El mundo de Carmen Laffón / DANIEL ROSELL

El mundo de Carmen Laffón / DANIEL ROSELL

Artes

Carmen Laffón: creer en la pintura

La artista fundamental del realismo español deja tras su muerte una obra pictórica de enorme intensidad caracterizada por la inteligencia, la sensibilidad y la belleza

13 noviembre, 2021 00:10

Tal vez fue Carmen Laffón (Sevilla, 1934-Sanlúcar de Barrameda, Cádiz, 2021) una de las últimas artistas que creyeron ciegamente en la pintura. En el calambre de pintar. En las preguntas que esa labor ensancha. Un día decidió instalarse en la casa familiar de La Jara, con vistas amplias al coto de Doñana, y abrirse un estudio donde nada sonaba más que el silencio. Fue una creadora obsesiva, de mano lenta.
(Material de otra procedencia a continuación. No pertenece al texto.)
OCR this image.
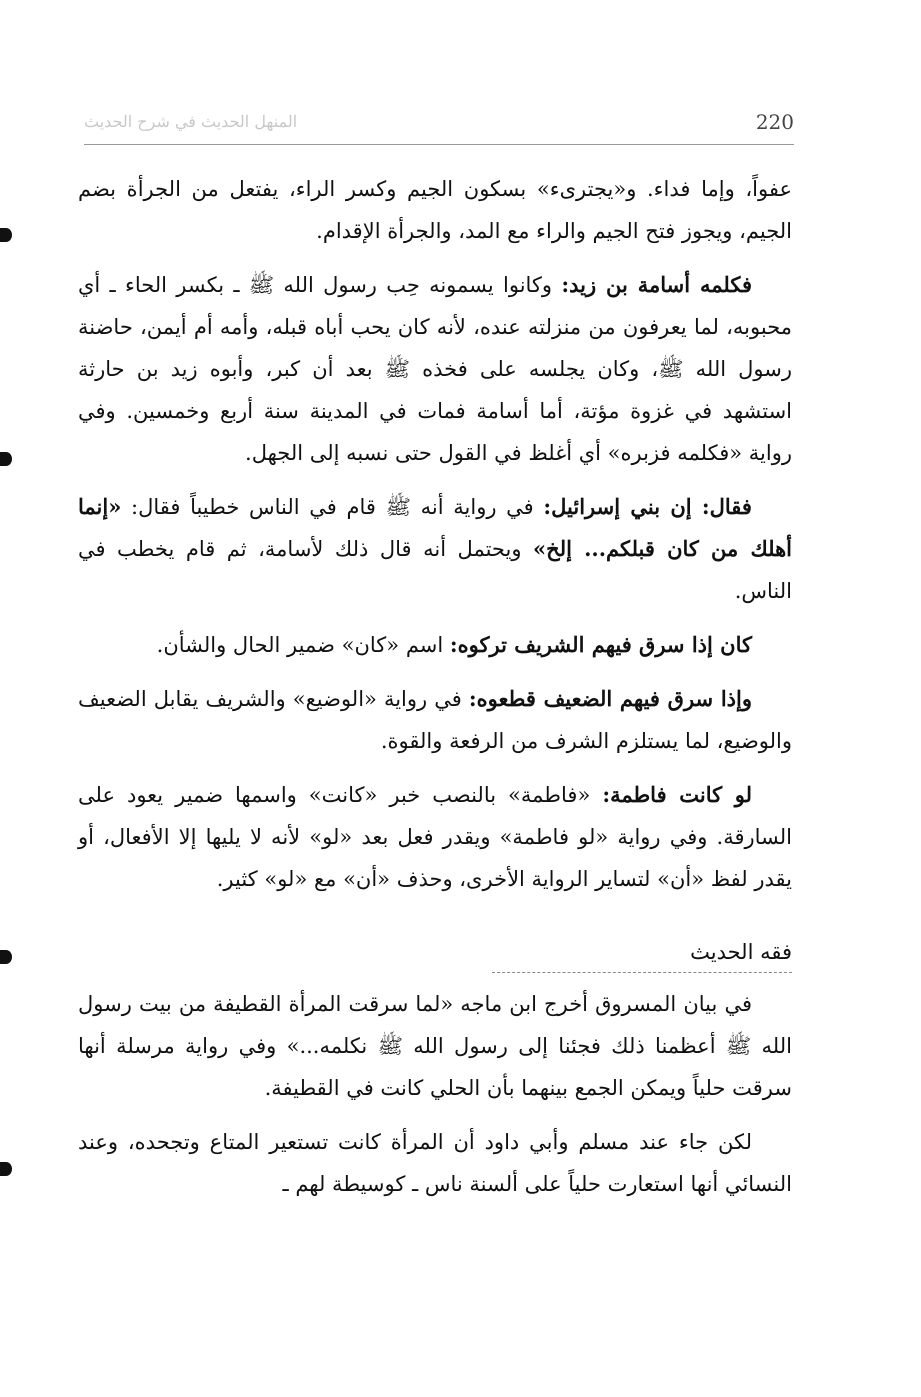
220
المنهل الحديث في شرح الحديث

عفواً، وإما فداء. و«يجترىء» بسكون الجيم وكسر الراء، يفتعل من الجرأة بضم الجيم، ويجوز فتح الجيم والراء مع المد، والجرأة الإقدام.

فكلمه أسامة بن زيد: وكانوا يسمونه حِب رسول الله ﷺ ـ بكسر الحاء ـ أي محبوبه، لما يعرفون من منزلته عنده، لأنه كان يحب أباه قبله، وأمه أم أيمن، حاضنة رسول الله ﷺ، وكان يجلسه على فخذه ﷺ بعد أن كبر، وأبوه زيد بن حارثة استشهد في غزوة مؤتة، أما أسامة فمات في المدينة سنة أربع وخمسين. وفي رواية «فكلمه فزبره» أي أغلظ في القول حتى نسبه إلى الجهل.

فقال: إن بني إسرائيل: في رواية أنه ﷺ قام في الناس خطيباً فقال: «إنما أهلك من كان قبلكم... إلخ» ويحتمل أنه قال ذلك لأسامة، ثم قام يخطب في الناس.

كان إذا سرق فيهم الشريف تركوه: اسم «كان» ضمير الحال والشأن.

وإذا سرق فيهم الضعيف قطعوه: في رواية «الوضيع» والشريف يقابل الضعيف والوضيع، لما يستلزم الشرف من الرفعة والقوة.

لو كانت فاطمة: «فاطمة» بالنصب خبر «كانت» واسمها ضمير يعود على السارقة. وفي رواية «لو فاطمة» ويقدر فعل بعد «لو» لأنه لا يليها إلا الأفعال، أو يقدر لفظ «أن» لتساير الرواية الأخرى، وحذف «أن» مع «لو» كثير.

فقه الحديث

في بيان المسروق أخرج ابن ماجه «لما سرقت المرأة القطيفة من بيت رسول الله ﷺ أعظمنا ذلك فجئنا إلى رسول الله ﷺ نكلمه...» وفي رواية مرسلة أنها سرقت حلياً ويمكن الجمع بينهما بأن الحلي كانت في القطيفة.

لكن جاء عند مسلم وأبي داود أن المرأة كانت تستعير المتاع وتجحده، وعند النسائي أنها استعارت حلياً على ألسنة ناس ـ كوسيطة لهم ـ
Algunas de sus series −El río y sus orillas, Bajamar y Los armarios− le han acompañado durante décadas, regresando a ellas de forma compulsiva para añadir si acaso una pincelada más. Hasta el final, ocurrido días atrás, gastó una autenticidad hecha de discreción y entusiasmo. Los ojos fijos. La mandíbula fuerte. Los pies pequeños. La senda hecha a solas.
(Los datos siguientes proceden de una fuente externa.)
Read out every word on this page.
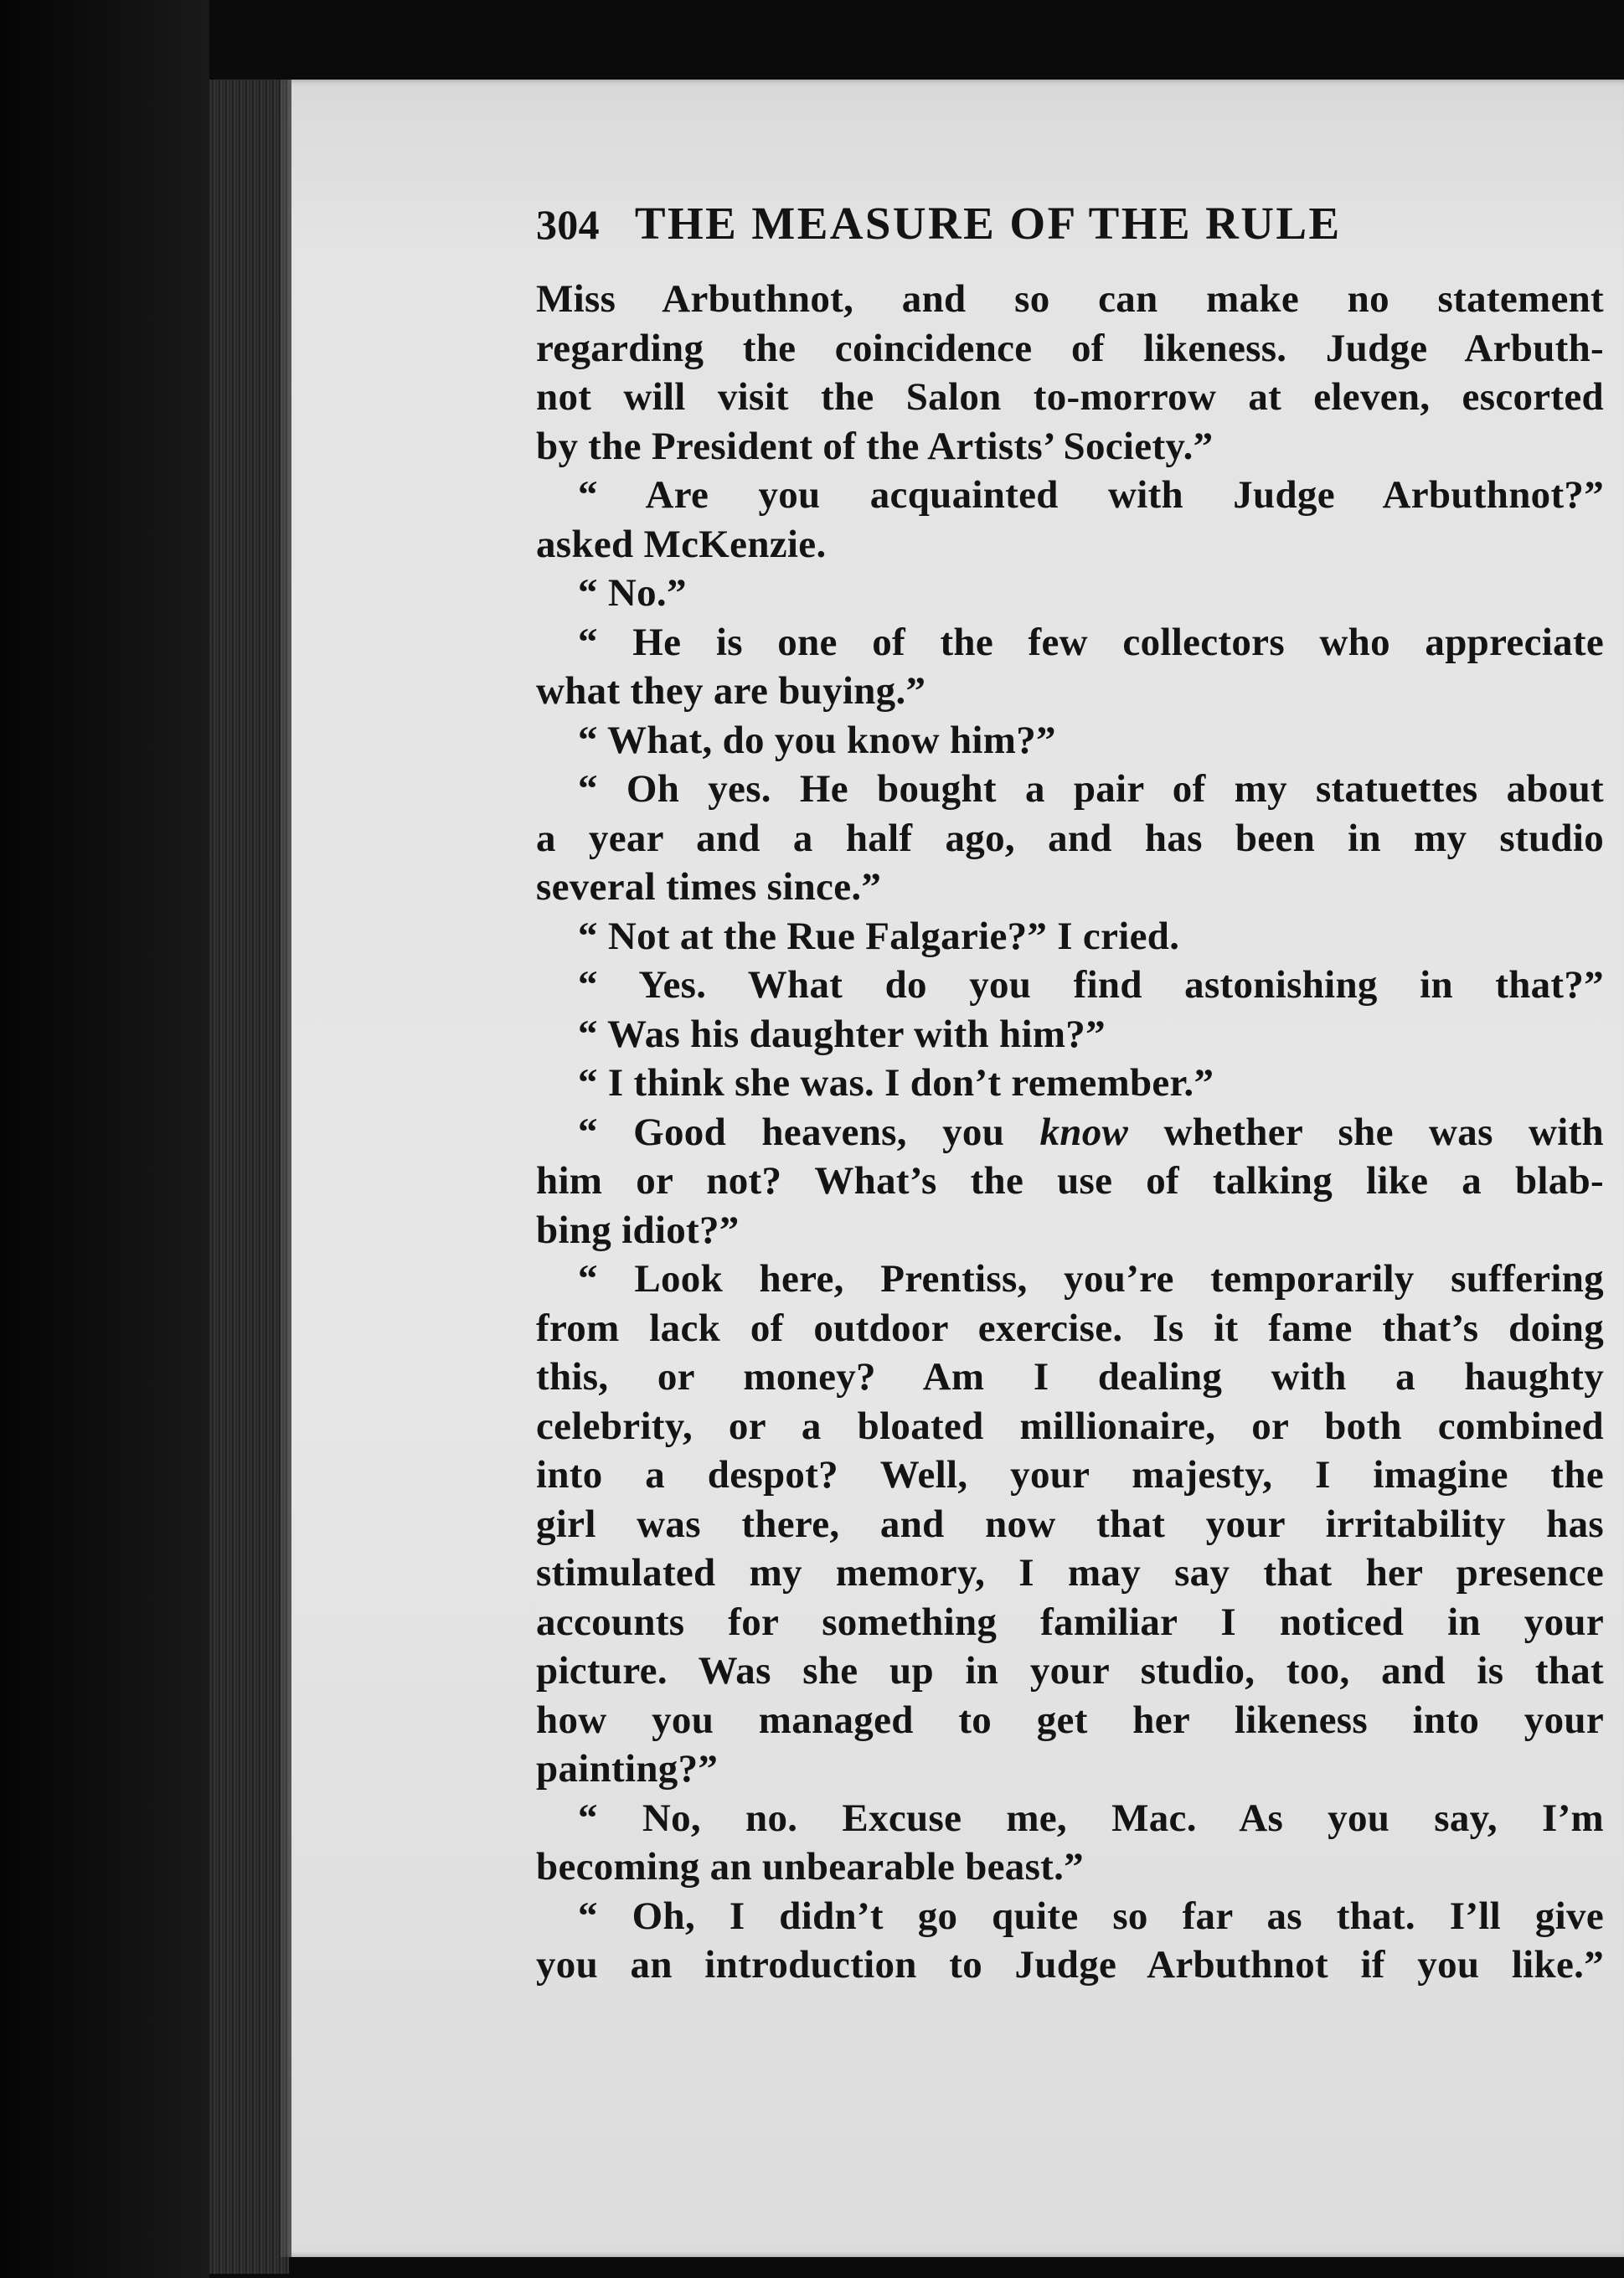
304 THE MEASURE OF THE RULE
Miss Arbuthnot, and so can make no statement
regarding the coincidence of likeness. Judge Arbuth-
not will visit the Salon to-morrow at eleven, escorted
by the President of the Artists’ Society.”
“ Are you acquainted with Judge Arbuthnot?”
asked McKenzie.
“ No.”
“ He is one of the few collectors who appreciate
what they are buying.”
“ What, do you know him?”
“ Oh yes. He bought a pair of my statuettes about
a year and a half ago, and has been in my studio
several times since.”
“ Not at the Rue Falgarie?” I cried.
“ Yes. What do you find astonishing in that?”
“ Was his daughter with him?”
“ I think she was. I don’t remember.”
“ Good heavens, you know whether she was with
him or not? What’s the use of talking like a blab-
bing idiot?”
“ Look here, Prentiss, you’re temporarily suffering
from lack of outdoor exercise. Is it fame that’s doing
this, or money? Am I dealing with a haughty
celebrity, or a bloated millionaire, or both combined
into a despot? Well, your majesty, I imagine the
girl was there, and now that your irritability has
stimulated my memory, I may say that her presence
accounts for something familiar I noticed in your
picture. Was she up in your studio, too, and is that
how you managed to get her likeness into your
painting?”
“ No, no. Excuse me, Mac. As you say, I’m
becoming an unbearable beast.”
“ Oh, I didn’t go quite so far as that. I’ll give
you an introduction to Judge Arbuthnot if you like.”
Porque, en la jungla del mundo del arte, escogió la senda de la figuración, pero no exactamente de la realidad. O no, al menos, de lo evidente. “Más que propiamente realista, así sin más, se ubica siempre en el quicio de lo real, en sus umbrales. Se emplaza entre lo objetivo y lo subjetivo, entre lo horizontal y lo vertical, entre el interior y el exterior, entre lo próximo y lo lejano”, valoró Francisco Calvo Serraller. “En su defensa podríamos decir que lo que muestra es la posibilidad de adquirir una relación de confianza e intimidad con el mundo, por medio de disciplina, cuidado y pudor; sus obras transmiten ese sentido de armonía activa, y es esta armonía lo que tanto nos complace”, resaltó el crítico Kevin Power, uno de sus más finos apologetas.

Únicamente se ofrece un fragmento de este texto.